Flo Health is an application for a mobile phone that assists its users in keeping records of their menstruation cycles, ovulation periods, fertility data, etc. With more than 165 million downloads, mainly in the United States, one can say that a substantial number of people have counted on it for their personal and private tracking.
The app purported to protect user information and remain confidential. Nevertheless, investigative disclosures indicated that Flo was secretly transmitting sensitive medical information to external, aka third-party businesses, for example, the dates of periods, the tracking of fertility, the recording of sexual activities, the release of mood-related inputs, besides some other data, to companies such as Meta (Facebook) and Google. Without their knowledge, the users were being exploited for ad targeting and data analysis, although their consent was not given.
Which Laws Were Involved?
Several privacy laws came into play when this lawsuit unfolded. Here are the key ones:
- Stored Communications Act (SCA): Protects digital communications and stored user data.
- California Confidentiality of Medical Information Act (CMIA): Safeguards medical data for California residents.
- California Invasion of Privacy Act (CIPA): Prevents unauthorized access or sharing of personal information.

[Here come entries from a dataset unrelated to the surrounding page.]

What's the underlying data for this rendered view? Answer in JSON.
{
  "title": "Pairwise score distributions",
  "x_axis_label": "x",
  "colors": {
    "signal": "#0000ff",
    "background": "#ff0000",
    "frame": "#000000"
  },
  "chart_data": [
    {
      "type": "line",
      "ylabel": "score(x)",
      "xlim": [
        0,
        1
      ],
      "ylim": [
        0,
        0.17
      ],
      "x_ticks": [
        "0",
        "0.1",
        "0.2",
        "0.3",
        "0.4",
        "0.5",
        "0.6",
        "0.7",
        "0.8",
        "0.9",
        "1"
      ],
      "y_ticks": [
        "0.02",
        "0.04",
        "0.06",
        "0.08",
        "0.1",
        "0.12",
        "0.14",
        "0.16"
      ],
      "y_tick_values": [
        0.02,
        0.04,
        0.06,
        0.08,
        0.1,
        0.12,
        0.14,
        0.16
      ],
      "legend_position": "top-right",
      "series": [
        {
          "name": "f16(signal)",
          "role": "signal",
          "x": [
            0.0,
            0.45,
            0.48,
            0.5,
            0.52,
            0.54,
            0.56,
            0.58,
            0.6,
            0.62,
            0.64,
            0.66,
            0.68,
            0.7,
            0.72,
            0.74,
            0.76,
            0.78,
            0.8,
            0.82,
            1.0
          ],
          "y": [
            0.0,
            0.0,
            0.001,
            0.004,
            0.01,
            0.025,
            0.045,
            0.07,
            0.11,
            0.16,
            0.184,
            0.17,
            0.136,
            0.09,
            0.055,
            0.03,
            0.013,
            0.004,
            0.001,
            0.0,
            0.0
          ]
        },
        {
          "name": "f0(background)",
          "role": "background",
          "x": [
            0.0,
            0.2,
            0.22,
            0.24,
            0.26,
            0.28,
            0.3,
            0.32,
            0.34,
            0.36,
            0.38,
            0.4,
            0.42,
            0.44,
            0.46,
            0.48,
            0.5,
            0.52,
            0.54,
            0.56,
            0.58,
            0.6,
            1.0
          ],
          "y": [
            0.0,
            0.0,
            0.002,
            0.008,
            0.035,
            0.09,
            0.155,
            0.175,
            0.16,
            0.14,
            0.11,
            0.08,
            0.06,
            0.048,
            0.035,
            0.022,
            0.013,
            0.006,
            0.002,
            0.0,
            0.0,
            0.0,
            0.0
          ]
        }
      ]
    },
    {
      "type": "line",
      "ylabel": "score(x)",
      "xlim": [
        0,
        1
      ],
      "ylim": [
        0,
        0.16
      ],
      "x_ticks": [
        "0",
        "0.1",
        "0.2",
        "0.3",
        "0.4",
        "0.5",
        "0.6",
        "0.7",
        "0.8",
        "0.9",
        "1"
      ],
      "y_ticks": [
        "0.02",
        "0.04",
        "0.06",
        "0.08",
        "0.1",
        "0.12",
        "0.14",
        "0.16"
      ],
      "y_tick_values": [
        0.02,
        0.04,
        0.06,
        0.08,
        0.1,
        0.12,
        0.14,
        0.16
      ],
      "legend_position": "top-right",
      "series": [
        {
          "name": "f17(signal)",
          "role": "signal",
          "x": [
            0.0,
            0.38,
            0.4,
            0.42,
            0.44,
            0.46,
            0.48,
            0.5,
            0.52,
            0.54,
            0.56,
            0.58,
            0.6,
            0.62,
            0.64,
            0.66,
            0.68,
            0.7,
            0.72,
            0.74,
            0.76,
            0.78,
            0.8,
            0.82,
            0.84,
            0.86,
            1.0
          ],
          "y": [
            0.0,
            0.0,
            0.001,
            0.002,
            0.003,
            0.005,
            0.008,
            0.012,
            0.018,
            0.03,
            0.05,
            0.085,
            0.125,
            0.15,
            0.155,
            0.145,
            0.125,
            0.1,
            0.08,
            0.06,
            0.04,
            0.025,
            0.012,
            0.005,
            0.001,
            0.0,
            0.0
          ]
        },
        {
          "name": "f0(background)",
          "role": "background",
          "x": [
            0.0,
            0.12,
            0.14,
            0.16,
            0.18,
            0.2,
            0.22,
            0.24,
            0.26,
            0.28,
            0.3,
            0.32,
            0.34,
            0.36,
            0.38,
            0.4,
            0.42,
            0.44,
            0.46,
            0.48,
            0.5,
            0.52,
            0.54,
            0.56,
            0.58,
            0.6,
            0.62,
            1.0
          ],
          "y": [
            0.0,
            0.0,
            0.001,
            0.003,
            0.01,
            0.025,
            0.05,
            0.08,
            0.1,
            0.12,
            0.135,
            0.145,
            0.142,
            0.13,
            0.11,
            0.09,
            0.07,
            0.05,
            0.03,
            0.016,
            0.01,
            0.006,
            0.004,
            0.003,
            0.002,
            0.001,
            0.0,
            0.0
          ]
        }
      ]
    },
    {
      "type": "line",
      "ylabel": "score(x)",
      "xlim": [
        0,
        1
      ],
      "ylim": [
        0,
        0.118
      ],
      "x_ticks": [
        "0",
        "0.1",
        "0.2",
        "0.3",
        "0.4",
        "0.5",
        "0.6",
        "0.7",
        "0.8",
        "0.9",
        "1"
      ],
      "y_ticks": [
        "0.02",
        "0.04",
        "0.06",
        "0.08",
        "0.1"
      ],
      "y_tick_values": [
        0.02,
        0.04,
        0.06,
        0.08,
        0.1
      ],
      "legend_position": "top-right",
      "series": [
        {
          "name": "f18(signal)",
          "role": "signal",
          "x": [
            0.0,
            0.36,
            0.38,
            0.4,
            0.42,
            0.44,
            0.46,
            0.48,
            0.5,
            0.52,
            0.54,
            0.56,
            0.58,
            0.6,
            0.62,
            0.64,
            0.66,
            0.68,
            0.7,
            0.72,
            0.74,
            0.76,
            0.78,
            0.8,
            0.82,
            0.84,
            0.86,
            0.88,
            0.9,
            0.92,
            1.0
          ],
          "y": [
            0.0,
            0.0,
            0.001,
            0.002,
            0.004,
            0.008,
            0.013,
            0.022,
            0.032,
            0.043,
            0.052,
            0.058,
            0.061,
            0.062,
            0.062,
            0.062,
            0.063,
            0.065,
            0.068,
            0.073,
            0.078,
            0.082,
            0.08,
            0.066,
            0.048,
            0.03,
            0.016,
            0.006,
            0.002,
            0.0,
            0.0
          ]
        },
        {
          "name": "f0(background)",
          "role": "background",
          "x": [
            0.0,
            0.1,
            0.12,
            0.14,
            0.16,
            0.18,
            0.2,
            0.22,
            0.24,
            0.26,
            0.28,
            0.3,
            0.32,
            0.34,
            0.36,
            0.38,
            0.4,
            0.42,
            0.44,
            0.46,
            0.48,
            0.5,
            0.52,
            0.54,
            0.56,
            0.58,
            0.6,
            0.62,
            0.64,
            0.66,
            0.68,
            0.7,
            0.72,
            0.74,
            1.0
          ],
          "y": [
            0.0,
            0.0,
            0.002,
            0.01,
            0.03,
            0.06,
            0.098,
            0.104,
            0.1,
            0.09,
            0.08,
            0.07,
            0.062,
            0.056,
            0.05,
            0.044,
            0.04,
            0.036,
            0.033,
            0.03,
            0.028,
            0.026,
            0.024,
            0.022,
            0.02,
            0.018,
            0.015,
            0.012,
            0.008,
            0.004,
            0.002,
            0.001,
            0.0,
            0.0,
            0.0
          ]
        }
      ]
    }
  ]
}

The users, who sued Flo, are in the plaintiffs’ overall group, and they stated that Flo is the cause of these regulations being violated due to passing the data to third parties while assuring users that their private data would not be shared without their consent.
How Did It All Start?
Flo’s secret data-sharing practices were uncovered by a Wall Street Journal investigation in 2019. This led the U.S. Federal Trade Commission (FTC) to step in, conduct an inquiry, and subsequently reach an agreement in 2021 to be reached. The company promised to halt such operations but didn’t acknowledge any fault.

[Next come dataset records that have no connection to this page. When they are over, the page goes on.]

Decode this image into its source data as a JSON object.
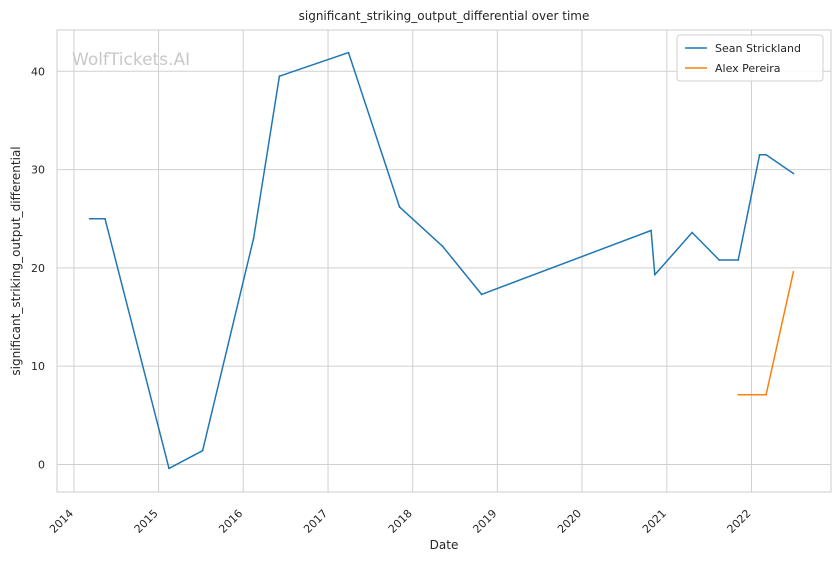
{
  "watermark": "WolfTickets.AI",
  "chart_data": {
    "type": "line",
    "title": "significant_striking_output_differential over time",
    "xlabel": "Date",
    "ylabel": "significant_striking_output_differential",
    "xlim": [
      "2013-10-20",
      "2022-12-10"
    ],
    "ylim": [
      -2.8,
      44.2
    ],
    "x_ticks": [
      "2014",
      "2015",
      "2016",
      "2017",
      "2018",
      "2019",
      "2020",
      "2021",
      "2022"
    ],
    "y_ticks": [
      0,
      10,
      20,
      30,
      40
    ],
    "grid": true,
    "legend_position": "top-right",
    "series": [
      {
        "name": "Sean Strickland",
        "color": "#1f77b4",
        "points": [
          {
            "x": "2014-03-10",
            "y": 25.0
          },
          {
            "x": "2014-05-15",
            "y": 25.0
          },
          {
            "x": "2015-02-15",
            "y": -0.4
          },
          {
            "x": "2015-07-10",
            "y": 1.4
          },
          {
            "x": "2016-02-15",
            "y": 23.0
          },
          {
            "x": "2016-06-05",
            "y": 39.5
          },
          {
            "x": "2017-03-30",
            "y": 41.9
          },
          {
            "x": "2017-11-05",
            "y": 26.2
          },
          {
            "x": "2018-05-10",
            "y": 22.2
          },
          {
            "x": "2018-10-25",
            "y": 17.3
          },
          {
            "x": "2020-10-25",
            "y": 23.8
          },
          {
            "x": "2020-11-10",
            "y": 19.3
          },
          {
            "x": "2021-04-20",
            "y": 23.6
          },
          {
            "x": "2021-08-15",
            "y": 20.8
          },
          {
            "x": "2021-11-05",
            "y": 20.8
          },
          {
            "x": "2022-02-05",
            "y": 31.5
          },
          {
            "x": "2022-03-05",
            "y": 31.5
          },
          {
            "x": "2022-07-01",
            "y": 29.6
          }
        ]
      },
      {
        "name": "Alex Pereira",
        "color": "#ff7f0e",
        "points": [
          {
            "x": "2021-11-06",
            "y": 7.1
          },
          {
            "x": "2022-03-05",
            "y": 7.1
          },
          {
            "x": "2022-07-01",
            "y": 19.6
          }
        ]
      }
    ]
  }
}
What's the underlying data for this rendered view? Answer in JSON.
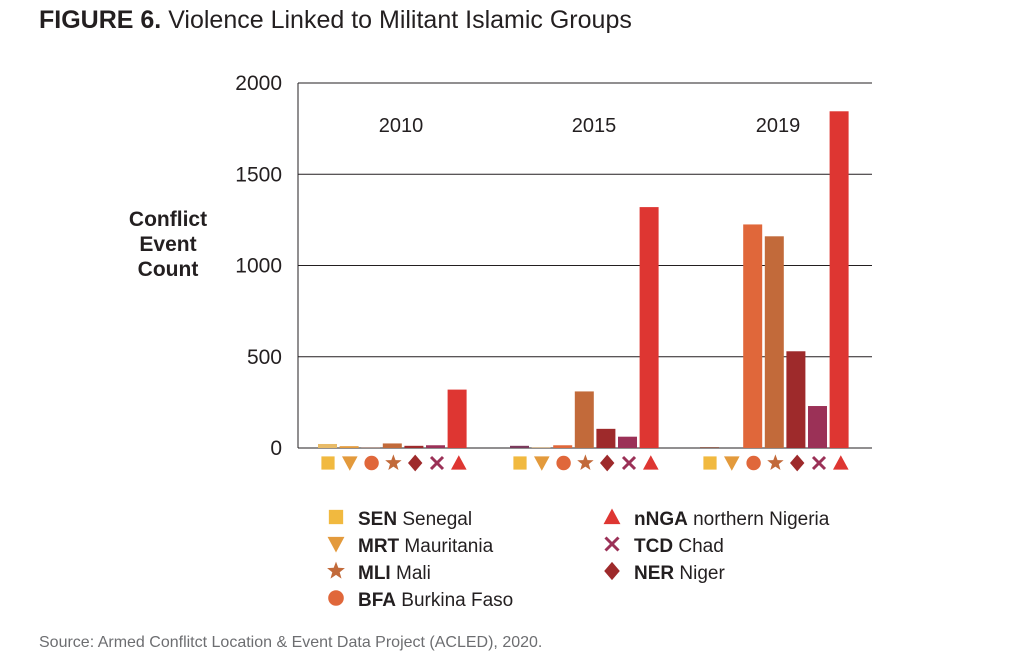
{
  "figure": {
    "title_lead": "FIGURE 6.",
    "title_rest": " Violence Linked to Militant Islamic Groups",
    "source_lead": "Source:",
    "source_rest": " Armed Conflitct Location & Event Data Project (ACLED), 2020."
  },
  "chart_data": {
    "type": "bar",
    "ylabel": [
      "Conflict",
      "Event",
      "Count"
    ],
    "ylim": [
      0,
      2000
    ],
    "yticks": [
      0,
      500,
      1000,
      1500,
      2000
    ],
    "grid": true,
    "legend_position": "bottom",
    "groups": [
      "2010",
      "2015",
      "2019"
    ],
    "series": [
      {
        "code": "SEN",
        "name": "Senegal",
        "marker": "square",
        "color": "#f1b93f",
        "values": [
          0,
          0,
          0
        ]
      },
      {
        "code": "MRT",
        "name": "Mauritania",
        "marker": "triangle-down",
        "color": "#e39a3c",
        "values": [
          10,
          2,
          0
        ]
      },
      {
        "code": "BFA",
        "name": "Burkina Faso",
        "marker": "circle",
        "color": "#e0673a",
        "values": [
          1,
          15,
          1225
        ]
      },
      {
        "code": "MLI",
        "name": "Mali",
        "marker": "star",
        "color": "#c26a3a",
        "values": [
          25,
          310,
          1160
        ]
      },
      {
        "code": "NER",
        "name": "Niger",
        "marker": "diamond",
        "color": "#9e2a2b",
        "values": [
          12,
          105,
          530
        ]
      },
      {
        "code": "TCD",
        "name": "Chad",
        "marker": "x",
        "color": "#9b3157",
        "values": [
          15,
          62,
          230
        ]
      },
      {
        "code": "nNGA",
        "name": "northern Nigeria",
        "marker": "triangle-up",
        "color": "#de3632",
        "values": [
          320,
          1320,
          1845
        ]
      }
    ],
    "extra_bars": [
      {
        "group": "2010",
        "slot": 0,
        "value": 22,
        "color": "#e8bb68"
      },
      {
        "group": "2015",
        "slot": 0,
        "value": 12,
        "color": "#7a3a5c"
      },
      {
        "group": "2019",
        "slot": 0,
        "value": 5,
        "color": "#8a5a4a"
      }
    ],
    "legend_columns": [
      [
        "SEN",
        "MRT",
        "MLI",
        "BFA"
      ],
      [
        "nNGA",
        "TCD",
        "NER"
      ]
    ]
  }
}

Not long after that, a class action lawsuit in California was initiated. The class action lawsuit was related to all users of the Flo application in the United States, from June 2016 to January 2021. What were the plaintiffs demanding in return? $1,000 for each user, that’s what! With approximately 13 million impacted users, this makes a total of $13 billion the case could go up to.

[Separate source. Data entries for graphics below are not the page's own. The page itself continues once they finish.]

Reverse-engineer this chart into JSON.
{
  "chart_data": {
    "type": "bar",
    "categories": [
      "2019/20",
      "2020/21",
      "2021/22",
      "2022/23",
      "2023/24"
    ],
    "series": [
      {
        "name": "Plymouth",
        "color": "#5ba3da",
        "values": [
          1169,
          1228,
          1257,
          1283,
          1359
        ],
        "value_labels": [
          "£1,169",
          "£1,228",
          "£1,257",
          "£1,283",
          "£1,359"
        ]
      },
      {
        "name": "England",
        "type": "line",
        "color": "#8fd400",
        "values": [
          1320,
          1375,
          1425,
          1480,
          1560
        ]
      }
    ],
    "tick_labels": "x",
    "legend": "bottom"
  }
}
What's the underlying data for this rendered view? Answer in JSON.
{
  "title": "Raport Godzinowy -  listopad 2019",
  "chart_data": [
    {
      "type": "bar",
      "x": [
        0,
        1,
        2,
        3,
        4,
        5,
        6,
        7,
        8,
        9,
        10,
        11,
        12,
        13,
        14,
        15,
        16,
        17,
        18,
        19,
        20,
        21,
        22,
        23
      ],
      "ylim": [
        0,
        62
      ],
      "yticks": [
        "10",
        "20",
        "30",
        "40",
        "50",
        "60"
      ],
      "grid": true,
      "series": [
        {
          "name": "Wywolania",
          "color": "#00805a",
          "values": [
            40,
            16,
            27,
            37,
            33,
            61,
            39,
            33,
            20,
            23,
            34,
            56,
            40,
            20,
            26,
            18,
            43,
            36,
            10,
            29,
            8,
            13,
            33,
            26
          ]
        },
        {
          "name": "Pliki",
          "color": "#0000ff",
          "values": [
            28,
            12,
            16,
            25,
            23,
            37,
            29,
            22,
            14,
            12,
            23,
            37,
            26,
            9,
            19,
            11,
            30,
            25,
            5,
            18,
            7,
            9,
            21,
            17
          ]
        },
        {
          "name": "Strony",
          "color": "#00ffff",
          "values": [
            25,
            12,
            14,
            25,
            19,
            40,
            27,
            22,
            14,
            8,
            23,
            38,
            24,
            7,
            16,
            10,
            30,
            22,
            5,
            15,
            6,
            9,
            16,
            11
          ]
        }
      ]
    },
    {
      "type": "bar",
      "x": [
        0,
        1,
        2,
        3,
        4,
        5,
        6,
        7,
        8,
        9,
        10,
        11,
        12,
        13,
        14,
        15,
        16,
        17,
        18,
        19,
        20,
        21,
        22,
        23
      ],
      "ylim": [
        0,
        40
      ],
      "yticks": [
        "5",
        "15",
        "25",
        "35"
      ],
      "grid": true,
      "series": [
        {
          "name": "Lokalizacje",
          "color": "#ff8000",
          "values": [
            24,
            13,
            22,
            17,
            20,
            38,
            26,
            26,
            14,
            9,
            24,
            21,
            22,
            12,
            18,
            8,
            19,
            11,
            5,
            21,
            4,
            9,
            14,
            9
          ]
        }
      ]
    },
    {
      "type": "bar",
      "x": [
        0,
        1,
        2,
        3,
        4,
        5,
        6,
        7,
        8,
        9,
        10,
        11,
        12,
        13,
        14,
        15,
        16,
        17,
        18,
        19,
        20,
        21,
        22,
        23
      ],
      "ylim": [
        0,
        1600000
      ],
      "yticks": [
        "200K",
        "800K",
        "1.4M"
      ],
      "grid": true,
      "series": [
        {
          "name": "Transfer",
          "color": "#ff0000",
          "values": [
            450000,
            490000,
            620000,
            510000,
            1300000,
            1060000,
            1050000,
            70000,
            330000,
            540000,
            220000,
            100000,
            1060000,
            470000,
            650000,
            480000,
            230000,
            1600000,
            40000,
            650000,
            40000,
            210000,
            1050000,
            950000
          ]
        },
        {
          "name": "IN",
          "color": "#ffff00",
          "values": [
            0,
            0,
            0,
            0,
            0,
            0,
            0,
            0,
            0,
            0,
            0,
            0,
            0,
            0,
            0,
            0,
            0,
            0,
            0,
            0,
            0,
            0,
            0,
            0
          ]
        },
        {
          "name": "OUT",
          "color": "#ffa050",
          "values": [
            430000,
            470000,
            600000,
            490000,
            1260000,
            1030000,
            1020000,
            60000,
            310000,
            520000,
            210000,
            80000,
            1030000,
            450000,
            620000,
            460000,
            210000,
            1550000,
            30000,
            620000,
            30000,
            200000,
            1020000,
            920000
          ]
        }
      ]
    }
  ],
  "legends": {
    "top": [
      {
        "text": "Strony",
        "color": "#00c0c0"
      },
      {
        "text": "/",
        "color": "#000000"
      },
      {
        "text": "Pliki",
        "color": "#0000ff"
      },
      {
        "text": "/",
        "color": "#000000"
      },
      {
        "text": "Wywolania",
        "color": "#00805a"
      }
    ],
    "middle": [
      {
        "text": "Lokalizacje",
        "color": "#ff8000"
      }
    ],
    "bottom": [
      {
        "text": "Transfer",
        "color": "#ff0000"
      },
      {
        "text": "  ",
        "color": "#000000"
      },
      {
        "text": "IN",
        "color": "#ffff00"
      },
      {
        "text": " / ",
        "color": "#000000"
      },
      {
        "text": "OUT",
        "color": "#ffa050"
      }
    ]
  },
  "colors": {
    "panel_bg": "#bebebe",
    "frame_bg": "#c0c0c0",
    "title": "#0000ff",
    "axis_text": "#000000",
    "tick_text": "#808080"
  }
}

Over the years, some companies settled and exited the case quietly:
- Flurry settled in March 2025.
- Google followed in July 2025.
Just so you know, though, AppsFlyer was dismissed back in 2022. That left Meta as the last one still facing trial.
What Happened In Court?
Here’s how things played out:
August 1, 2025: Flo Health managed to agree to a settlement away from the court before the jury made its decision. They sent out a message that, while they did not confess to the breach of the law, they were glad that the truth was revealed and that they moved on.
Meta was found by the jury to have breached California privacy laws by acquiring sensitive user data from Flo without the user’s consent, in a verdict announced on August 7, 2025.
It was Meta that negated the accusations, asserting that they had never made a request and had not received sensitive health data knowingly. However, the judge was thinking differently, and as a result, Meta might be encountering major monetary penalties if they fail to proceed further.